チケット・ノルマなどアマチュア時代以来、18年ぶりのことでありました。プロというプライドなどかなぐり捨てて、初心に帰るではありませんが、とにかく一ヶ月、知人にガムシャラに売りまくりました。
最初の1枚が売れたときのうれしさっていったらなかったなあ。それでもって、10枚、20枚と売れて行くスリル。チケットの減り具合が目に見えてわかる筆舌に尽くし難い快感。そうなると、スカポンタンな46歳オヤジは益々調子づいたのでありました。
40枚を越えたあたりからは、当初“こんなに売れるのか”と疑心暗記になっていた自分がウソのように、売ることに自信を持っちゃったりしていたのであります。

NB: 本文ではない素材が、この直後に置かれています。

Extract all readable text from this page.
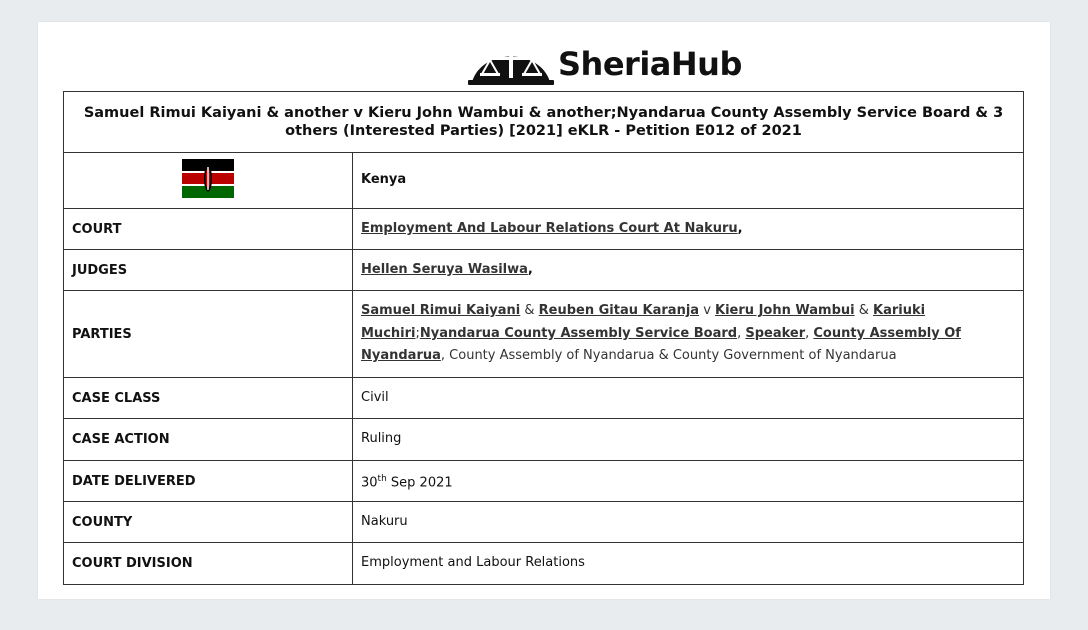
SheriaHub
Samuel Rimui Kaiyani & another v Kieru John Wambui & another;Nyandarua County Assembly Service Board & 3 others (Interested Parties) [2021] eKLR - Petition E012 of 2021	
	Kenya
COURT	Employment And Labour Relations Court At Nakuru,
JUDGES	Hellen Seruya Wasilwa,
PARTIES	Samuel Rimui Kaiyani & Reuben Gitau Karanja v Kieru John Wambui & Kariuki Muchiri;Nyandarua County Assembly Service Board, Speaker, County Assembly Of Nyandarua, County Assembly of Nyandarua & County Government of Nyandarua
CASE CLASS	Civil
CASE ACTION	Ruling
DATE DELIVERED	30th Sep 2021
COUNTY	Nakuru
COURT DIVISION	Employment and Labour Relations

結局、チケットが足りず、店側にチケットの追加を頼んだときの快~感。アマチュアなら当然のごとく課せられるチケット・ノルマというシステムを、敢えて、プロの歌手として、それも15年目という節目の年に自分に課し、それをまっとうできたという悦びは格別なものでありました。買ってくれた人、みんな良い人だったっす。人間、ひとりじゃ生きられないってこと、またまたよ~くわかりました。心から感謝!もう感謝の塊、感謝の雨あられのビリー諸川です。ありがとうっす!イカす~!イカす~!イカす~!